CPP Investments sees growing private credit plays in China

The head of Asia Pacific credit at Canada's largest pension fund predicts that the next 12 months will present favourable opportunities in China's private credit market.
CPP Investments sees growing private credit plays in China

The current state of China's private equity market presents attractive investment opportunities in private credit within the world's second-largest economy, according to Raymond Chan, managing director and head of credit in Asia Pacific at CPP Investments.

Raymond Chan
CPP Investments

“The coming 12 months will be a really exciting buying window for high-quality assets,” he said at the Hong Kong Venture Capital and Private Equity Association’s China Private Equity Summit 2024 on May 20.

The opportunities arise from the current valuation gap in China’s private equity market where there is a wide spread between bid and ask prices, Chan explained.

Combined with the lack of attractive exits via IPOs, CPP Investments sees the potential to provide a dividend cap, net financing, or secondary opportunities for the PE funds to monetise these assets.

“We see a lot of players out of the market leading to reduced competitions, and we have bank retrenchment. With a very slow public market a lot of quality large corporates are not going to the public market but are seeking private credit solutions,” Chan said.


Given the private equity market dislocation in China, many value investors are looking into other assets to acquire, Chan said.

With more deferred timeframes for exits, some firms are instead doing strategic buyouts or mergers and acquisitions currently.

“All of this is very healthy and are encouraging drivers for the market,” Chan said.

As they need alternative sources of capital to capitalise on this market opportunity, CPP Investments is ready to extend a line of private credit over the next 12 months, although that much time might not even be needed to reach the desired deal scope.

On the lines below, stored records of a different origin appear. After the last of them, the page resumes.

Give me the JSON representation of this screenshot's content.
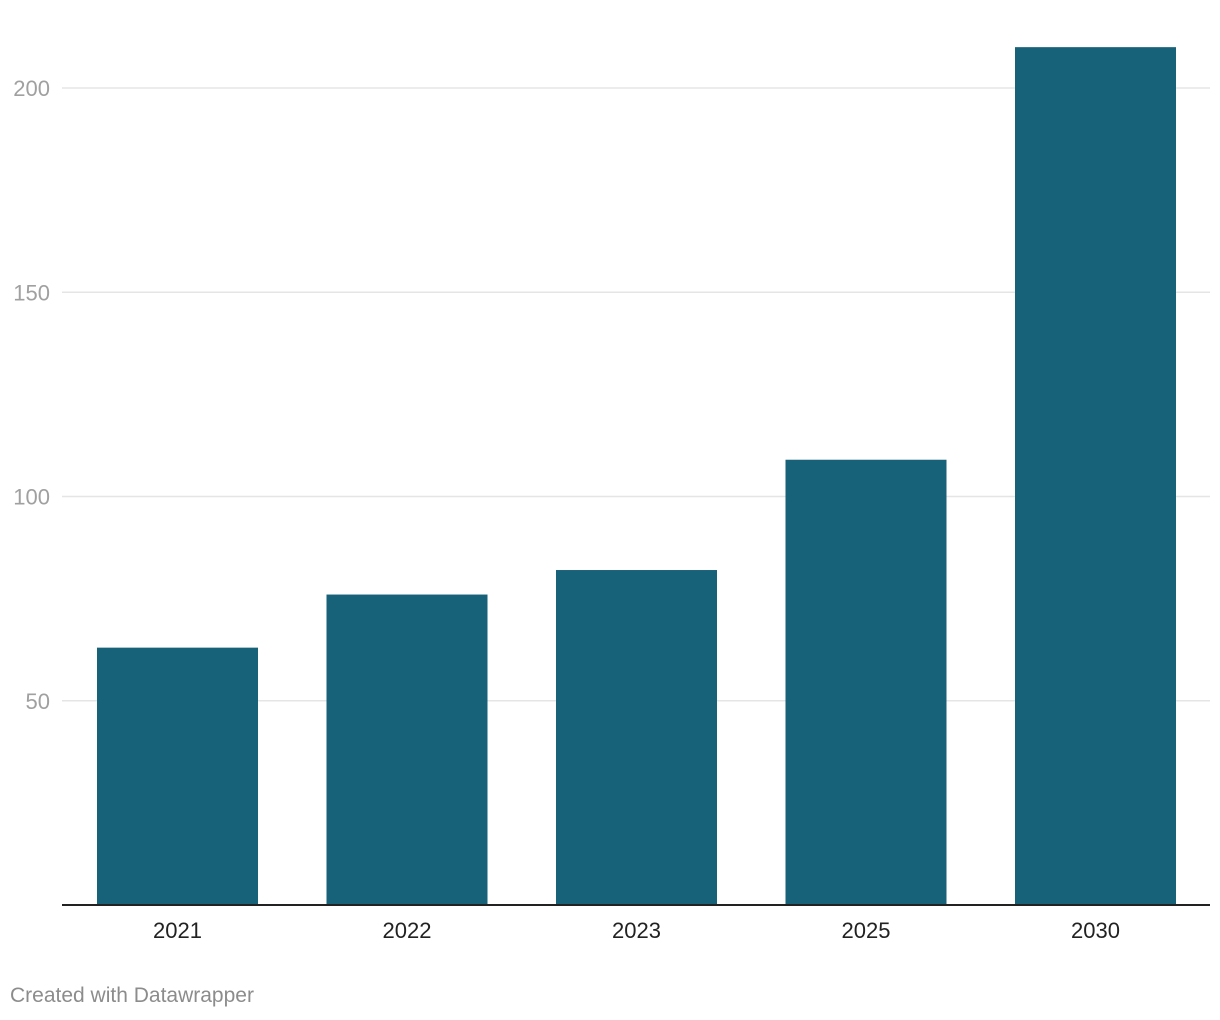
{
  "chart_data": {
    "type": "bar",
    "categories": [
      "2021",
      "2022",
      "2023",
      "2025",
      "2030"
    ],
    "values": [
      63,
      76,
      82,
      109,
      210
    ],
    "ylim": [
      0,
      210
    ],
    "yticks": [
      50,
      100,
      150,
      200
    ],
    "title": "",
    "xlabel": "",
    "ylabel": "",
    "grid": true,
    "bar_color": "#176179",
    "grid_color": "#e5e5e5",
    "ytick_color": "#a0a0a0",
    "xtick_color": "#222222",
    "axis_color": "#222222"
  },
  "footer": {
    "credit": "Created with Datawrapper"
  }
}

“More interestingly we can see that we can do all this work in the coming three to six months. And that illustrates how big the market opportunities are currently,” Chan said.

CPP Investments had a total of C$590.8 billion ($433.5 billion) in assets under management as of end-2023, of which around 24% has been allocated to Asia Pacific.

The private credit investments in the region are fairly spread equally into a third in each of the China, India, and Australia markets, Chan explained.


A lot of macro headwinds are currently diminishing the appeal of investing in China's private markets.

Chan highlighted several issues: widening yields in developed markets, geopolitical tensions, rising interest rates, inflation, bank retrenchment, and challenges in raising capital.

“As a result, we see fewer [asset manager] players in the China market right now,” Chan said.

For some of those asset managers that keep active, he emphasised their focus on resilient sectors with stable income streams, such as real estate managers targeting residential and industrial assets like logistics and data centres.

Still, new managers are also joining the market, he pointed out. Overseas credit managers are adding talent in China, while spinoff businesses from private equity firms are entering the credit space.

“They go into private credit because private credit is actually delivering equity-like returns, but in a volatile market like today you have all the downside protection, you have kind of fixed income returns which I think is very good,” Chan said.